This last week we feasted on some great documentaries on Netflix.
First, we watched a documentary about the mysterious Chauvet Caves in France, the Cave of Forgotten Dreams by Werner Herzog. Discovered by three spelunkers back in the 1990's, these caves kept many astounding paintings of horses, cave bears, ibexes, and lions in perfect shape for millenia. The quality of the drawings takes my breath away, particularly the detail of the animals' faces and mouths. While there was immediate suspicion that the paintings were a hoax, carbon dating estimates they were painted about 30,000 years ago, during the last Ice Age.
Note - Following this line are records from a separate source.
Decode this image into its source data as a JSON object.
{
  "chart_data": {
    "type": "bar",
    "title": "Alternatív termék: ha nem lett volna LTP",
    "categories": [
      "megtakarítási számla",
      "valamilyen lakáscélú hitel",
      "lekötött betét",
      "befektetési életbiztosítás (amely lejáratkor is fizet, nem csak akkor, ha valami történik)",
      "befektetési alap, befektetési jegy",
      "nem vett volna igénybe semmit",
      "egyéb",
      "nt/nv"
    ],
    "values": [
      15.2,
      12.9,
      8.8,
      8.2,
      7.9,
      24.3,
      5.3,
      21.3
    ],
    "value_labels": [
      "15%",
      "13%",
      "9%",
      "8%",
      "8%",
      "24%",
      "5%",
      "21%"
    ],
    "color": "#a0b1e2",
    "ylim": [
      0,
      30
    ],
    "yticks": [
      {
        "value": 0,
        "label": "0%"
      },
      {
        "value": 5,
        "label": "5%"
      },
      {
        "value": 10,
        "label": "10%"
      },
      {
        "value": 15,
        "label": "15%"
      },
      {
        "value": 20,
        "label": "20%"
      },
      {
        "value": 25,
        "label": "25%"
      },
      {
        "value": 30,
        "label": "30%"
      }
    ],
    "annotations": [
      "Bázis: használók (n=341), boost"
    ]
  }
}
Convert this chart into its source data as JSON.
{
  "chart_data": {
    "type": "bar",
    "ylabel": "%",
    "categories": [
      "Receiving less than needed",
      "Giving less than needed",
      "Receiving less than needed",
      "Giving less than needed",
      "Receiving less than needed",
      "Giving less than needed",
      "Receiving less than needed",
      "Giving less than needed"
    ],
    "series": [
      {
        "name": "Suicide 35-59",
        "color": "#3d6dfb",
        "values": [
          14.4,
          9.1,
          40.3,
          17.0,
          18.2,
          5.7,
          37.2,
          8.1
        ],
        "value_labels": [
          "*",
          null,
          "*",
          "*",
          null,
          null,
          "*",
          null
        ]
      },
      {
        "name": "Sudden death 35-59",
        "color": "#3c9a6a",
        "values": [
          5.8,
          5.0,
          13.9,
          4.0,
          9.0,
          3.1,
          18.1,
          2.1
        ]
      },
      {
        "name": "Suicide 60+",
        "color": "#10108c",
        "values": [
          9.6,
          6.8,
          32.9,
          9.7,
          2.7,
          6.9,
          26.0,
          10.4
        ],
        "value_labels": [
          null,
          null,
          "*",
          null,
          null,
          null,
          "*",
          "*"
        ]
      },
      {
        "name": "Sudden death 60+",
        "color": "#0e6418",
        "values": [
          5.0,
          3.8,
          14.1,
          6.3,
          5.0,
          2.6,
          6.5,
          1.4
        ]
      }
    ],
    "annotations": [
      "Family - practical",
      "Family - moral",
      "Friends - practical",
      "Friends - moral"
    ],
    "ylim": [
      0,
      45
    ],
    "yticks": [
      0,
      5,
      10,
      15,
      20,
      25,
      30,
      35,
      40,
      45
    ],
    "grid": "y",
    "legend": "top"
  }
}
And...there were no human footprints in the caves. Instead, they found cave bear skulls and bones that were calcified by the centuries, covered in a thick layer of the cave's calcifications. Below is the most amazing painting of horses. The quality of the renderings shatters my previous assumptions about humans and prehistoric art. You can read more about the caves and see more paintings here.
Then the other night we watched Steven Hawking's Discovery Channel special on time travel. He argues that there are tiny wormholes and holes in time, all around us, all the time. They are smaller than microscopic. This gets me wondering whether flashes of inspiration, feelings of deja vu, genius, clairvoyance, etc. might be somehow related to these anomalies in the fabric of time.